Starting import fixes
I’m reaching an important stage today: bugfixing the importer. I’m hopefully doin two today. I’m having trouble fixing a pandas pd.read_csv error:
'utf-8' codec can't decode byte 0xeb in position 13: invalid continuation byte
This is confirmed by the last remark on http://stackoverflow.com/questions/5552555/unicodedecodeerror-invalid-continuation-byte
Turns out if I read the data as UTF-8, it throws the error on the invalid continuation byte, but it reads my from my test file the character ‘ë’ correctly, but it fails to read some file or other from my source data. When I change the pandas readout to:
frame = pd.read_csv(
filepath,
quotechar=dialect.quotechar,
delimiter=dialect.delimiter,
encoding='latin_1',
# Or: encoding='cp1252'
parse_dates=True,
)
It will no longer fail, but it will mangle the character ‘ë’ to ‘\u00c3\u00ab’ in the dictionary. I guess wrong input is better than no input, but it is a bit of a letdown…
Numpy.float64
Then there’s an interesting other case. I’ll have to look into that another time.
Percent: [----------] 0.10073457747077716% 2017-05-12 17:16:50,252 - ERROR - Can't return dictionary from empty or invalid csv file /data/EDNA-LD_EXT/easy_rest/downloads/28396/3413458_4130248_REF_AWVS.csv
Percent: [----------] 0.1013886981037043% Traceback (most recent call last):
File "main.py", line 137, in <module>
run(file_path)
File "main.py", line 99, in run
schema_data = SchemaGenerator.generate_schema(data)

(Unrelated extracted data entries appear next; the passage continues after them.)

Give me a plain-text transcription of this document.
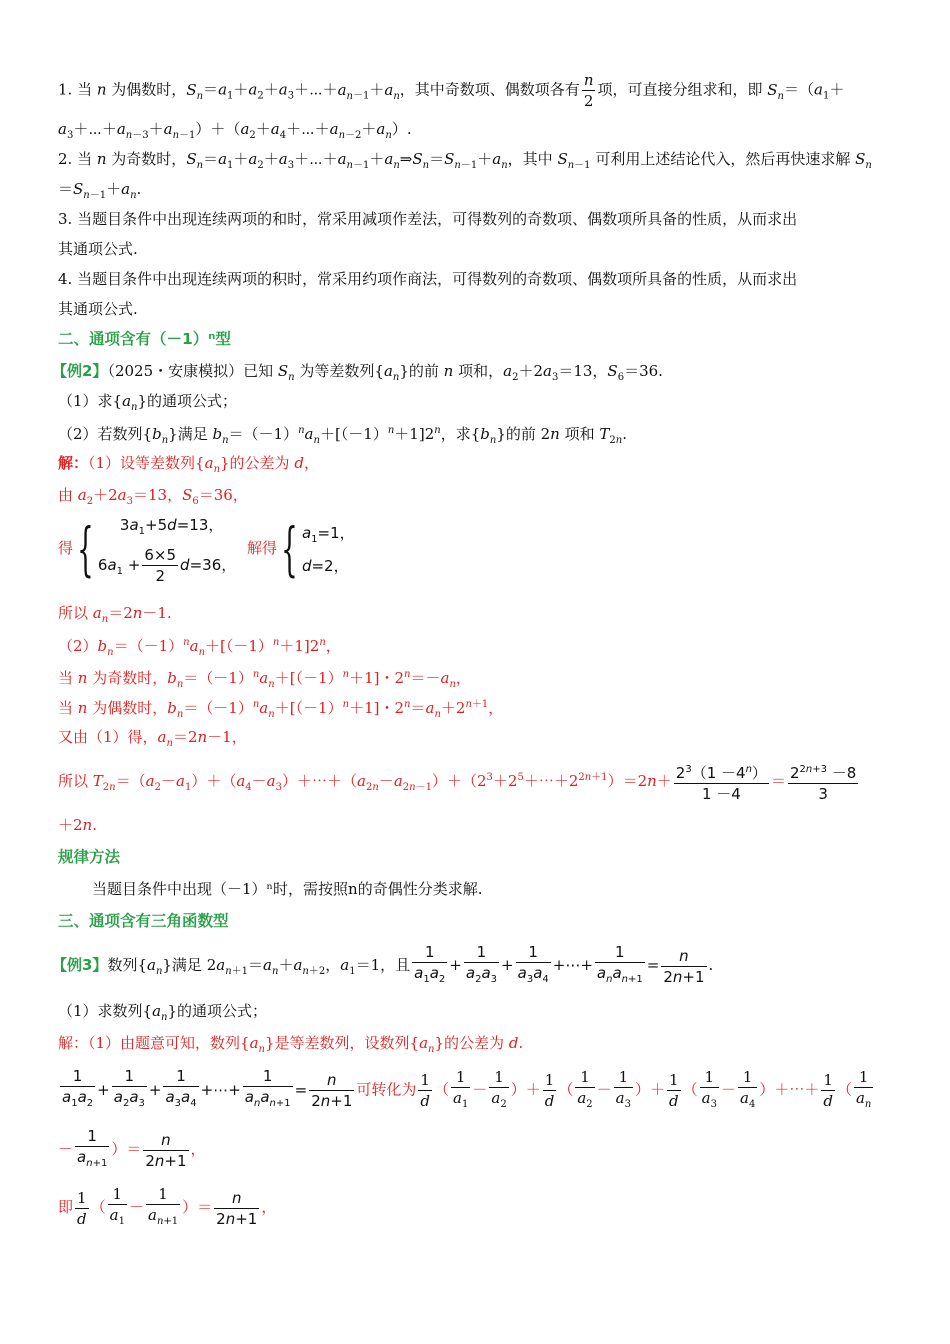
1. 当 n 为偶数时，$S_n=a_1+a_2+a_3+\cdots+a_{n-1}+a_n$，其中奇数项、偶数项各有 $\frac{n}{2}$ 项，可直接分组求和，即 $S_n=(a_1+$
$a_3+\cdots+a_{n-3}+a_{n-1})+(a_2+a_4+\cdots+a_{n-2}+a_n)$.
2. 当 n 为奇数时，$S_n=a_1+a_2+a_3+\cdots+a_{n-1}+a_n\Rightarrow S_n=S_{n-1}+a_n$，其中 $S_{n-1}$ 可利用上述结论代入，然后再快速求解 $S_n$
$=S_{n-1}+a_n$.
3. 当题目条件中出现连续两项的和时，常采用减项作差法，可得数列的奇数项、偶数项所具备的性质，从而求出
其通项公式.
4. 当题目条件中出现连续两项的积时，常采用约项作商法，可得数列的奇数项、偶数项所具备的性质，从而求出
其通项公式.
二、通项含有（－1）ⁿ型
【例2】（2025・安康模拟）已知 $S_n$ 为等差数列$\{a_n\}$的前 n 项和，$a_2+2a_3=13$，$S_6=36$.
（1）求$\{a_n\}$的通项公式；
（2）若数列$\{b_n\}$满足 $b_n=(-1)^na_n+[(-1)^n+1]2^n$，求$\{b_n\}$的前 2n 项和 $T_{2n}$.
解：（1）设等差数列$\{a_n\}$的公差为 d，
由 $a_2+2a_3=13$，$S_6=36$，
得{	$3a_1+5d=13$，
$6a_1 + \frac{6\times 5}{2} d=36$，
解得{ $a_1=1$，
d=2，
所以 $a_n=2n-1$.
$(2)b_n=(-1)^na_n+[(-1)^n+1]2^n$，
当 n 为奇数时，$b_n=(-1)^na_n+[(-1)^n+1]$・$2^n=-a_n$，
当 n 为偶数时，$b_n=(-1)^na_n+[(-1)^n+1]$・$2^n=a_n+2^{n+1}$，
又由（1）得，$a_n=2n-1$，
所以 $T_{2n}=(a_2-a_1)+(a_4-a_3)+\cdots+(a_{2n}-a_{2n-1})+(2^3+2^5+\cdots+2^{2n+1})=2n+ \frac{2^3(1 -4^n)}{1 -4} = \frac{2^{2n+3} -8}{3}$
＋2n.
规律方法
当题目条件中出现（－1）ⁿ时，需按照n的奇偶性分类求解.
三、通项含有三角函数型
【例3】数列$\{a_n\}$满足 $2a_{n+1}=a_n+a_{n+2}$，$a_1=1$，且 $\frac{1}{a_1a_2} + \frac{1}{a_2a_3} + \frac{1}{a_3a_4}$ +⋯+ $\frac{1}{a_na_{n+1}} = \frac{n}{2n+1}$ .
（1）求数列$\{a_n\}$的通项公式；
解：（1）由题意可知，数列$\{a_n\}$是等差数列，设数列$\{a_n\}$的公差为 d.
$\frac{1}{a_1a_2} + \frac{1}{a_2a_3} + \frac{1}{a_3a_4}$ +⋯+ $\frac{1}{a_na_{n+1}} = \frac{n}{2n+1}$ 可转化为 $\frac{1}{d}$ （ $\frac{1}{a_1} - \frac{1}{a_2}$ ）＋ $\frac{1}{d}$ （ $\frac{1}{a_2} - \frac{1}{a_3}$ ）＋ $\frac{1}{d}$ （ $\frac{1}{a_3} - \frac{1}{a_4}$ ）＋⋯＋ $\frac{1}{d}$ （ $\frac{1}{a_n}$
－ $\frac{1}{a_{n+1}}$ ）＝ $\frac{n}{2n+1}$ ，
即 $\frac{1}{d}$ （ $\frac{1}{a_1} - \frac{1}{a_{n+1}}$ ）＝ $\frac{n}{2n+1}$ ，
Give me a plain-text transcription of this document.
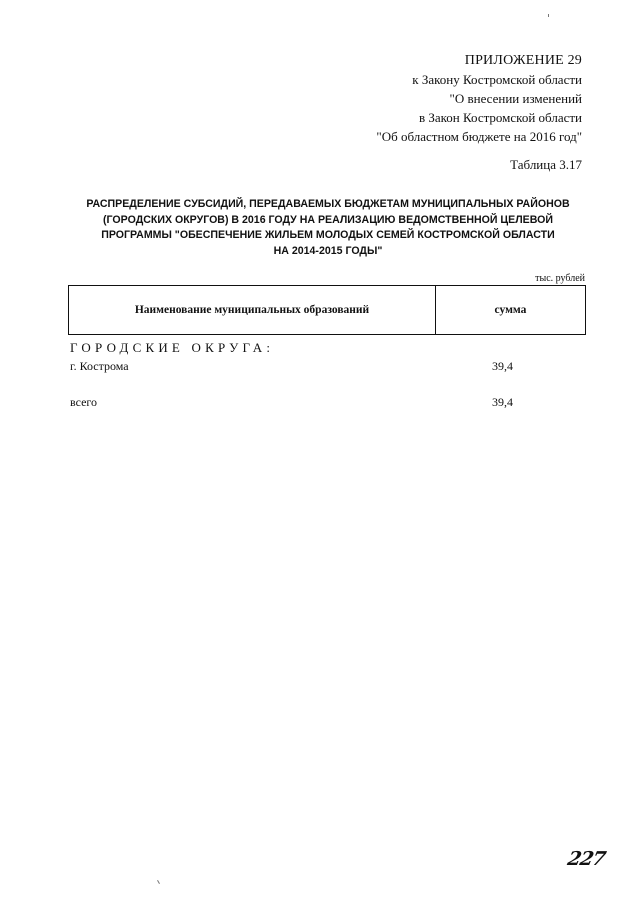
ПРИЛОЖЕНИЕ 29
к Закону Костромской области
"О внесении изменений
в Закон Костромской области
"Об областном бюджете на 2016 год"
Таблица 3.17
РАСПРЕДЕЛЕНИЕ СУБСИДИЙ, ПЕРЕДАВАЕМЫХ БЮДЖЕТАМ МУНИЦИПАЛЬНЫХ РАЙОНОВ
(ГОРОДСКИХ ОКРУГОВ) В 2016 ГОДУ НА РЕАЛИЗАЦИЮ ВЕДОМСТВЕННОЙ ЦЕЛЕВОЙ
ПРОГРАММЫ "ОБЕСПЕЧЕНИЕ ЖИЛЬЕМ МОЛОДЫХ СЕМЕЙ КОСТРОМСКОЙ ОБЛАСТИ
НА 2014-2015 ГОДЫ"
тыс. рублей
Наименование муниципальных образований	сумма
ГОРОДСКИЕ ОКРУГА:
г. Кострома	39,4
всего	39,4
227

File "/home/rein/Documents/git/edna-ld/etl/lib/SchemaGenerator.py", line 9, in generate_schema
schema.add_object(data)
File "/usr/local/lib/python3.4/dist-packages/genson/generator.py", line 93, in add_object
self._generate_array(obj)
File "/usr/local/lib/python3.4/dist-packages/genson/generator.py", line 241, in _generate_array
self._add_items(array, 'add_object')
File "/usr/local/lib/python3.4/dist-packages/genson/generator.py", line 210, in _add_items
self._add_items_merge(items, func)
File "/usr/local/lib/python3.4/dist-packages/genson/generator.py", line 220, in _add_items_merge
method(item)
File "/usr/local/lib/python3.4/dist-packages/genson/generator.py", line 91, in add_object
self._generate_object(obj)
File "/usr/local/lib/python3.4/dist-packages/genson/generator.py", line 237, in _generate_object
self._add_properties(obj, 'add_object')
File "/usr/local/lib/python3.4/dist-packages/genson/generator.py", line 204, in _add_properties
getattr(self._properties[prop], func)(val)
File "/usr/local/lib/python3.4/dist-packages/genson/generator.py", line 95, in add_object
self._generate_basic(obj)
File "/usr/local/lib/python3.4/dist-packages/genson/generator.py", line 244, in _generate_basic
val_type = JS_TYPES[type(val)]
KeyError: <class 'numpy.float64'>